Agricultural pesticides contaminate water across the globe

Photo credit: Carl Wycoff Photo credit: Carl Wycoff

Insecticidal pollution in global water ways receives little attention relative to other pollution sources. Now, a new meta-analysis published in the Proceedings of the National Academy of the Sciences has found that surface water pollution from agricultural pesticides “constitutes an excessive threat to aquatic biodiversity.” Researchers synthesized 838 peer-reviewed studies to evaluate the level to which surface waters worldwide were contaminated with toxic agricultural insecticides. Information on surface water contamination from more than 2,500 sites in 73 different countries was gathered to determine if the measured concentrations of insecticides exceeded the legally accepted threshold levels. Analyses showed that in the majority of water samples measured, insecticides were not detected. However, there was no scientific data for almost 90% of surface waters from areas of high agricultural intensity. Of the sites that did test positive for pesticides, more than half exceeded the legally acceptable levels of pesticide contamination.

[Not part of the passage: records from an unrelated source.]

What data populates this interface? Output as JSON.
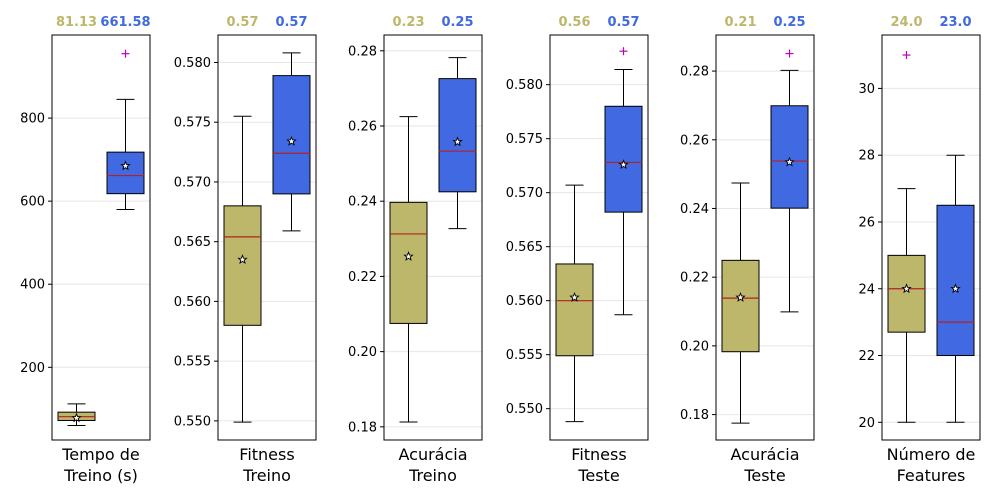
{
  "colors": {
    "treino_box": "#BDB76B",
    "teste_box": "#4169E1",
    "median_line": "#B22222",
    "outlier": "#BF00BF",
    "grid": "#e6e6e6"
  },
  "chart_data": [
    {
      "type": "box",
      "xlabel": [
        "Tempo de",
        "Treino (s)"
      ],
      "ylim": [
        25,
        1000
      ],
      "yticks": [
        200,
        400,
        600,
        800
      ],
      "ytick_labels": [
        "200",
        "400",
        "600",
        "800"
      ],
      "median_labels": [
        "81.13",
        "661.58"
      ],
      "boxes": [
        {
          "whislo": 60,
          "q1": 72,
          "med": 81.13,
          "q3": 92,
          "whishi": 112,
          "mean": 78,
          "fliers": []
        },
        {
          "whislo": 580,
          "q1": 618,
          "med": 661.58,
          "q3": 718,
          "whishi": 845,
          "mean": 685,
          "fliers": [
            955
          ]
        }
      ]
    },
    {
      "type": "box",
      "xlabel": [
        "Fitness",
        "Treino"
      ],
      "ylim": [
        0.5484,
        0.5823
      ],
      "yticks": [
        0.55,
        0.555,
        0.56,
        0.565,
        0.57,
        0.575,
        0.58
      ],
      "ytick_labels": [
        "0.550",
        "0.555",
        "0.560",
        "0.565",
        "0.570",
        "0.575",
        "0.580"
      ],
      "median_labels": [
        "0.57",
        "0.57"
      ],
      "boxes": [
        {
          "whislo": 0.5499,
          "q1": 0.558,
          "med": 0.5654,
          "q3": 0.568,
          "whishi": 0.5755,
          "mean": 0.5635,
          "fliers": []
        },
        {
          "whislo": 0.5659,
          "q1": 0.569,
          "med": 0.5724,
          "q3": 0.5789,
          "whishi": 0.5808,
          "mean": 0.5734,
          "fliers": []
        }
      ]
    },
    {
      "type": "box",
      "xlabel": [
        "Acurácia",
        "Treino"
      ],
      "ylim": [
        0.1765,
        0.2842
      ],
      "yticks": [
        0.18,
        0.2,
        0.22,
        0.24,
        0.26,
        0.28
      ],
      "ytick_labels": [
        "0.18",
        "0.20",
        "0.22",
        "0.24",
        "0.26",
        "0.28"
      ],
      "median_labels": [
        "0.23",
        "0.25"
      ],
      "boxes": [
        {
          "whislo": 0.1813,
          "q1": 0.2075,
          "med": 0.2313,
          "q3": 0.2397,
          "whishi": 0.2625,
          "mean": 0.2253,
          "fliers": []
        },
        {
          "whislo": 0.2327,
          "q1": 0.2425,
          "med": 0.2533,
          "q3": 0.2726,
          "whishi": 0.2782,
          "mean": 0.2558,
          "fliers": []
        }
      ]
    },
    {
      "type": "box",
      "xlabel": [
        "Fitness",
        "Teste"
      ],
      "ylim": [
        0.5471,
        0.5846
      ],
      "yticks": [
        0.55,
        0.555,
        0.56,
        0.565,
        0.57,
        0.575,
        0.58
      ],
      "ytick_labels": [
        "0.550",
        "0.555",
        "0.560",
        "0.565",
        "0.570",
        "0.575",
        "0.580"
      ],
      "median_labels": [
        "0.56",
        "0.57"
      ],
      "boxes": [
        {
          "whislo": 0.5488,
          "q1": 0.5549,
          "med": 0.56,
          "q3": 0.5634,
          "whishi": 0.5707,
          "mean": 0.5603,
          "fliers": []
        },
        {
          "whislo": 0.5587,
          "q1": 0.5682,
          "med": 0.5728,
          "q3": 0.578,
          "whishi": 0.5814,
          "mean": 0.5726,
          "fliers": [
            0.5831
          ]
        }
      ]
    },
    {
      "type": "box",
      "xlabel": [
        "Acurácia",
        "Teste"
      ],
      "ylim": [
        0.1726,
        0.2905
      ],
      "yticks": [
        0.18,
        0.2,
        0.22,
        0.24,
        0.26,
        0.28
      ],
      "ytick_labels": [
        "0.18",
        "0.20",
        "0.22",
        "0.24",
        "0.26",
        "0.28"
      ],
      "median_labels": [
        "0.21",
        "0.25"
      ],
      "boxes": [
        {
          "whislo": 0.1775,
          "q1": 0.1983,
          "med": 0.2139,
          "q3": 0.2249,
          "whishi": 0.2474,
          "mean": 0.2141,
          "fliers": []
        },
        {
          "whislo": 0.2099,
          "q1": 0.2401,
          "med": 0.2538,
          "q3": 0.2699,
          "whishi": 0.2802,
          "mean": 0.2535,
          "fliers": [
            0.2851
          ]
        }
      ]
    },
    {
      "type": "box",
      "xlabel": [
        "Número de",
        "Features"
      ],
      "ylim": [
        19.47,
        31.6
      ],
      "yticks": [
        20,
        22,
        24,
        26,
        28,
        30
      ],
      "ytick_labels": [
        "20",
        "22",
        "24",
        "26",
        "28",
        "30"
      ],
      "median_labels": [
        "24.0",
        "23.0"
      ],
      "boxes": [
        {
          "whislo": 20,
          "q1": 22.7,
          "med": 24,
          "q3": 25,
          "whishi": 27,
          "mean": 24,
          "fliers": [
            31
          ]
        },
        {
          "whislo": 20,
          "q1": 22,
          "med": 23,
          "q3": 26.5,
          "whishi": 28,
          "mean": 24,
          "fliers": []
        }
      ]
    }
  ]
}
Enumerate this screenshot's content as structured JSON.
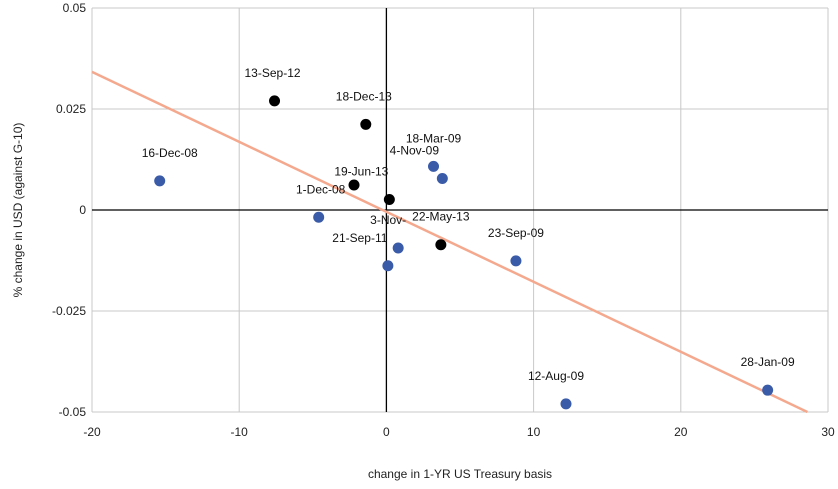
{
  "chart_data": {
    "type": "scatter",
    "title": "",
    "xlabel": "change in 1-YR US Treasury basis",
    "ylabel": "% change in USD (against G-10)",
    "xlim": [
      -20,
      30
    ],
    "ylim": [
      -0.05,
      0.05
    ],
    "x_ticks": [
      -20,
      -10,
      0,
      10,
      20,
      30
    ],
    "y_ticks": [
      0.05,
      0.025,
      0,
      -0.025,
      -0.05
    ],
    "x_tick_labels": [
      "-20",
      "-10",
      "0",
      "10",
      "20",
      "30"
    ],
    "y_tick_labels": [
      "0.05",
      "0.025",
      "0",
      "-0.025",
      "-0.05"
    ],
    "grid": true,
    "legend": "none",
    "colors": {
      "blue": "#3a5ba8",
      "black": "#000000",
      "trend": "#f4a98e",
      "grid": "#c8c8c8"
    },
    "points": [
      {
        "label": "16-Dec-08",
        "x": -15.4,
        "y": 0.0072,
        "color": "blue"
      },
      {
        "label": "13-Sep-12",
        "x": -7.6,
        "y": 0.027,
        "color": "black"
      },
      {
        "label": "1-Dec-08",
        "x": -4.6,
        "y": -0.0018,
        "color": "blue"
      },
      {
        "label": "",
        "x": -2.2,
        "y": 0.0062,
        "color": "black"
      },
      {
        "label": "18-Dec-13",
        "x": -1.4,
        "y": 0.0212,
        "color": "black"
      },
      {
        "label": "19-Jun-13",
        "x": 0.2,
        "y": 0.0026,
        "color": "black"
      },
      {
        "label": "21-Sep-11",
        "x": 0.1,
        "y": -0.0138,
        "color": "blue"
      },
      {
        "label": "3-Nov-",
        "x": 0.8,
        "y": -0.0094,
        "color": "blue"
      },
      {
        "label": "18-Mar-09",
        "x": 3.2,
        "y": 0.0108,
        "color": "blue"
      },
      {
        "label": "4-Nov-09",
        "x": 3.8,
        "y": 0.0078,
        "color": "blue"
      },
      {
        "label": "22-May-13",
        "x": 3.7,
        "y": -0.0086,
        "color": "black"
      },
      {
        "label": "23-Sep-09",
        "x": 8.8,
        "y": -0.0126,
        "color": "blue"
      },
      {
        "label": "12-Aug-09",
        "x": 12.2,
        "y": -0.048,
        "color": "blue"
      },
      {
        "label": "28-Jan-09",
        "x": 25.9,
        "y": -0.0446,
        "color": "blue"
      }
    ],
    "trendline": {
      "x": [
        -20,
        28.6
      ],
      "y": [
        0.0342,
        -0.05
      ]
    }
  }
}
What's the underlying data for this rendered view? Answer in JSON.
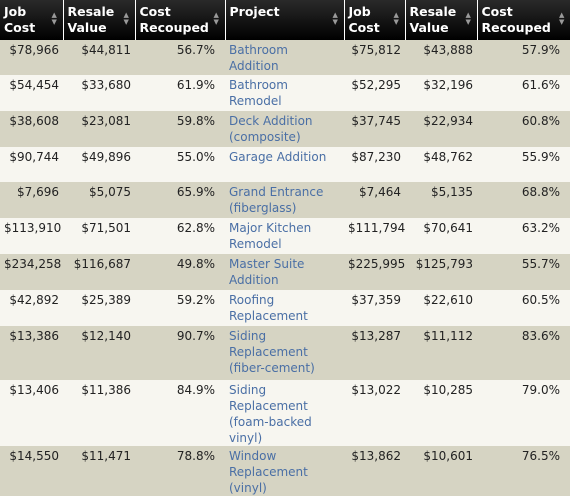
{
  "headers": [
    "Job\nCost",
    "Resale\nValue",
    "Cost\nRecouped",
    "Project",
    "Job\nCost",
    "Resale\nValue",
    "Cost\nRecouped"
  ],
  "rows": [
    {
      "job1": "$78,966",
      "resale1": "$44,811",
      "recoup1": "56.7%",
      "project": "Bathroom Addition",
      "job2": "$75,812",
      "resale2": "$43,888",
      "recoup2": "57.9%"
    },
    {
      "job1": "$54,454",
      "resale1": "$33,680",
      "recoup1": "61.9%",
      "project": "Bathroom Remodel",
      "job2": "$52,295",
      "resale2": "$32,196",
      "recoup2": "61.6%"
    },
    {
      "job1": "$38,608",
      "resale1": "$23,081",
      "recoup1": "59.8%",
      "project": "Deck Addition (composite)",
      "job2": "$37,745",
      "resale2": "$22,934",
      "recoup2": "60.8%"
    },
    {
      "job1": "$90,744",
      "resale1": "$49,896",
      "recoup1": "55.0%",
      "project": "Garage Addition",
      "job2": "$87,230",
      "resale2": "$48,762",
      "recoup2": "55.9%"
    },
    {
      "job1": "$7,696",
      "resale1": "$5,075",
      "recoup1": "65.9%",
      "project": "Grand Entrance (fiberglass)",
      "job2": "$7,464",
      "resale2": "$5,135",
      "recoup2": "68.8%"
    },
    {
      "job1": "$113,910",
      "resale1": "$71,501",
      "recoup1": "62.8%",
      "project": "Major Kitchen Remodel",
      "job2": "$111,794",
      "resale2": "$70,641",
      "recoup2": "63.2%"
    },
    {
      "job1": "$234,258",
      "resale1": "$116,687",
      "recoup1": "49.8%",
      "project": "Master Suite Addition",
      "job2": "$225,995",
      "resale2": "$125,793",
      "recoup2": "55.7%"
    },
    {
      "job1": "$42,892",
      "resale1": "$25,389",
      "recoup1": "59.2%",
      "project": "Roofing Replacement",
      "job2": "$37,359",
      "resale2": "$22,610",
      "recoup2": "60.5%"
    },
    {
      "job1": "$13,386",
      "resale1": "$12,140",
      "recoup1": "90.7%",
      "project": "Siding Replacement (fiber-cement)",
      "job2": "$13,287",
      "resale2": "$11,112",
      "recoup2": "83.6%"
    },
    {
      "job1": "$13,406",
      "resale1": "$11,386",
      "recoup1": "84.9%",
      "project": "Siding Replacement (foam-backed vinyl)",
      "job2": "$13,022",
      "resale2": "$10,285",
      "recoup2": "79.0%"
    },
    {
      "job1": "$14,550",
      "resale1": "$11,471",
      "recoup1": "78.8%",
      "project": "Window Replacement (vinyl)",
      "job2": "$13,862",
      "resale2": "$10,601",
      "recoup2": "76.5%"
    }
  ],
  "icons": {
    "sort": "sort-arrows-icon"
  },
  "colors": {
    "header_bg": "#000000",
    "row_odd": "#d6d4c3",
    "row_even": "#f7f6f0",
    "project_link": "#4a6fa5"
  }
}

Even more surprising was that highly contaminated waters were present even in the countries with the strongest environmental regulations, with newer insecticides such as pyrethroids accounting for a larger amount of current pesticide contamination. “Reforming conventional agricultural systems and adopting promising approaches from organic farming, including the elimination of pesticides wherever applicable, in concert with the closing of yield gaps on underperforming lands and precision agricultural techniques, are possible ways to meet the twin challenges of providing sufficient food for a growing human population and reversing the global environmental impacts of agrochemical-based high-intensity agriculture,” the authors concluded.